Sampul pada edisi April 2019 melukiskan Kastel Batavia pertama yang masih berdiri kokoh pada 1627, meski Kastel Batavia Kedua sudah hampir selesai. Lokasinya di Muara Ciliwung. Tampak perkembangan permukiman kota itu dalam dekade pertamanya.
Rupa kota itu mungkin telah menjelma sebagai kota modern, namun kadang saya bisa merasakan adanya gairah warganya terkait toponimi lamanya. Dari jejak budaya sebuah kawasan atau seruas jalan, kita bisa mengetahui jantung atau pembagian ruang kota.
Saat singgah ke sebuah kota, saya menyusurinya dengan berjalan kaki atau berbincang dengan warganya. Kadang, saya menemukan persepsi warga yang lebih segar terkait kota yang mereka huni.
Belakangan ini saya juga mengamati menjamurnya komunitas di beberapa kota yang menggelar diskusi-diskusi tentang riwayat kota dan persoalan tentang pelestariannya. Sebuah kota muncul dan berkembang bukan untuk dikagumi belaka. Ketersediaan akses, infrastruktur, fasilitas publik, dan aglomerasi ekonomi merupakan latar yang memengaruhi perkembangan suatu kota—baik direncanakan maupun tidak direncanakan. Kini, seberapa jauh peran kota dalam melayani kebutuhan warganya menjadi salah satu indikator kota yang layak huni.
Sebagai warga, kita kerap melewatkan pemahaman soal keruangan. Padahal, penataan kawasan mungfkin akan menghidupkan kembali jiwa kota.
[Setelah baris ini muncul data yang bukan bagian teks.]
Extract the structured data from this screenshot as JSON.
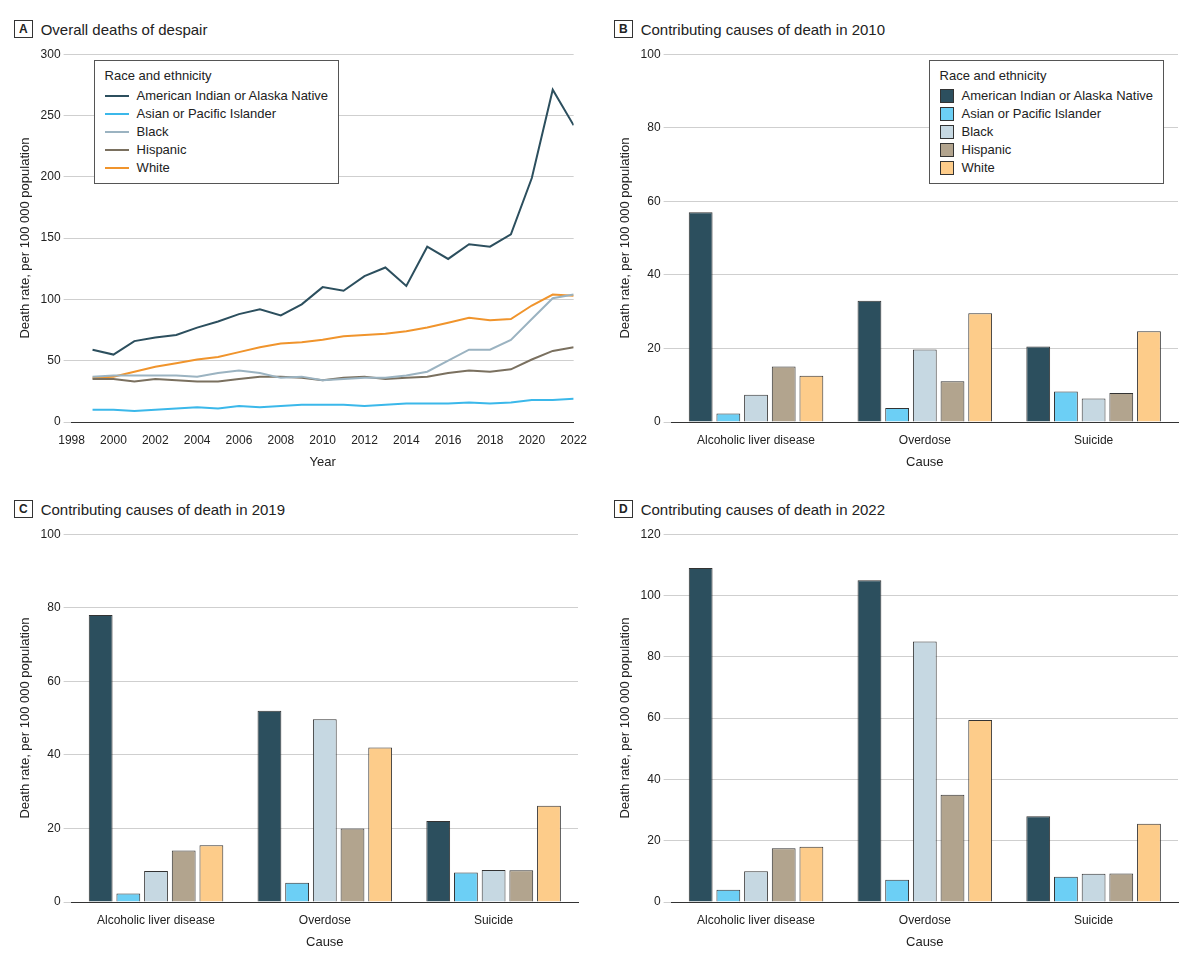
{
  "chart_data": [
    {
      "type": "line",
      "panel_label": "A",
      "title": "Overall deaths of despair",
      "x_label": "Year",
      "y_label": "Death rate, per 100 000 population",
      "x": [
        1999,
        2000,
        2001,
        2002,
        2003,
        2004,
        2005,
        2006,
        2007,
        2008,
        2009,
        2010,
        2011,
        2012,
        2013,
        2014,
        2015,
        2016,
        2017,
        2018,
        2019,
        2020,
        2021,
        2022
      ],
      "series": [
        {
          "name": "American Indian or Alaska Native",
          "color": "#2c4f5e",
          "values": [
            59,
            55,
            66,
            69,
            71,
            77,
            82,
            88,
            92,
            87,
            96,
            110,
            107,
            119,
            126,
            111,
            143,
            133,
            145,
            143,
            153,
            199,
            271,
            242
          ]
        },
        {
          "name": "Asian or Pacific Islander",
          "color": "#3bb8ea",
          "values": [
            10,
            10,
            9,
            10,
            11,
            12,
            11,
            13,
            12,
            13,
            14,
            14,
            14,
            13,
            14,
            15,
            15,
            15,
            16,
            15,
            16,
            18,
            18,
            19
          ]
        },
        {
          "name": "Black",
          "color": "#9bb3c1",
          "values": [
            37,
            38,
            38,
            38,
            38,
            37,
            40,
            42,
            40,
            36,
            37,
            34,
            35,
            36,
            36,
            38,
            41,
            50,
            59,
            59,
            67,
            84,
            101,
            104
          ]
        },
        {
          "name": "Hispanic",
          "color": "#7a705f",
          "values": [
            35,
            35,
            33,
            35,
            34,
            33,
            33,
            35,
            37,
            37,
            36,
            34,
            36,
            37,
            35,
            36,
            37,
            40,
            42,
            41,
            43,
            51,
            58,
            61
          ]
        },
        {
          "name": "White",
          "color": "#f0942c",
          "values": [
            36,
            37,
            41,
            45,
            48,
            51,
            53,
            57,
            61,
            64,
            65,
            67,
            70,
            71,
            72,
            74,
            77,
            81,
            85,
            83,
            84,
            95,
            104,
            103
          ]
        }
      ],
      "xlim": [
        1998,
        2022
      ],
      "xticks": [
        1998,
        2000,
        2002,
        2004,
        2006,
        2008,
        2010,
        2012,
        2014,
        2016,
        2018,
        2020,
        2022
      ],
      "ylim": [
        0,
        300
      ],
      "yticks": [
        0,
        50,
        100,
        150,
        200,
        250,
        300
      ],
      "grid": true,
      "legend": "upper left",
      "legend_title": "Race and ethnicity"
    },
    {
      "type": "bar",
      "panel_label": "B",
      "title": "Contributing causes of death in 2010",
      "x_label": "Cause",
      "y_label": "Death rate, per 100 000 population",
      "categories": [
        "Alcoholic liver disease",
        "Overdose",
        "Suicide"
      ],
      "series": [
        {
          "name": "American Indian or Alaska Native",
          "color": "#2c4f5e",
          "values": [
            57,
            33,
            20.5
          ]
        },
        {
          "name": "Asian or Pacific Islander",
          "color": "#6ccff5",
          "values": [
            2.3,
            3.8,
            8.3
          ]
        },
        {
          "name": "Black",
          "color": "#c6d8e2",
          "values": [
            7.4,
            19.7,
            6.4
          ]
        },
        {
          "name": "Hispanic",
          "color": "#b2a48e",
          "values": [
            15.1,
            11.1,
            7.9
          ]
        },
        {
          "name": "White",
          "color": "#fdcc8a",
          "values": [
            12.6,
            29.6,
            24.7
          ]
        }
      ],
      "ylim": [
        0,
        100
      ],
      "yticks": [
        0,
        20,
        40,
        60,
        80,
        100
      ],
      "grid": true,
      "legend": "upper right",
      "legend_title": "Race and ethnicity"
    },
    {
      "type": "bar",
      "panel_label": "C",
      "title": "Contributing causes of death in 2019",
      "x_label": "Cause",
      "y_label": "Death rate, per 100 000 population",
      "categories": [
        "Alcoholic liver disease",
        "Overdose",
        "Suicide"
      ],
      "series": [
        {
          "name": "American Indian or Alaska Native",
          "color": "#2c4f5e",
          "values": [
            78,
            52,
            22
          ]
        },
        {
          "name": "Asian or Pacific Islander",
          "color": "#6ccff5",
          "values": [
            2.3,
            5.2,
            8
          ]
        },
        {
          "name": "Black",
          "color": "#c6d8e2",
          "values": [
            8.4,
            49.7,
            8.7
          ]
        },
        {
          "name": "Hispanic",
          "color": "#b2a48e",
          "values": [
            14,
            20,
            8.6
          ]
        },
        {
          "name": "White",
          "color": "#fdcc8a",
          "values": [
            15.4,
            42,
            26.2
          ]
        }
      ],
      "ylim": [
        0,
        100
      ],
      "yticks": [
        0,
        20,
        40,
        60,
        80,
        100
      ],
      "grid": true
    },
    {
      "type": "bar",
      "panel_label": "D",
      "title": "Contributing causes of death in 2022",
      "x_label": "Cause",
      "y_label": "Death rate, per 100 000 population",
      "categories": [
        "Alcoholic liver disease",
        "Overdose",
        "Suicide"
      ],
      "series": [
        {
          "name": "American Indian or Alaska Native",
          "color": "#2c4f5e",
          "values": [
            109,
            105,
            28
          ]
        },
        {
          "name": "Asian or Pacific Islander",
          "color": "#6ccff5",
          "values": [
            4,
            7.3,
            8.2
          ]
        },
        {
          "name": "Black",
          "color": "#c6d8e2",
          "values": [
            10,
            85,
            9.2
          ]
        },
        {
          "name": "Hispanic",
          "color": "#b2a48e",
          "values": [
            17.5,
            35,
            9.3
          ]
        },
        {
          "name": "White",
          "color": "#fdcc8a",
          "values": [
            18,
            59.4,
            25.5
          ]
        }
      ],
      "ylim": [
        0,
        120
      ],
      "yticks": [
        0,
        20,
        40,
        60,
        80,
        100,
        120
      ],
      "grid": true
    }
  ]
}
Saya pikir forum diskusi yang digelar warga demi menelusuri jejak kota mereka dan memahami ruang yang berubah merupakan bagian dari pencarian kesejatian jiwa kota.
Saya menulis “Empat Abad Kota Batavia” untuk edisi April, sekadar memerikan bagaiamana upaya warga demi mengembangkan kota cikal bakal Jakarta. Edisi ini turut menandai 14 tahun kehadiran National Geographic untuk menginspirasi Indonesia.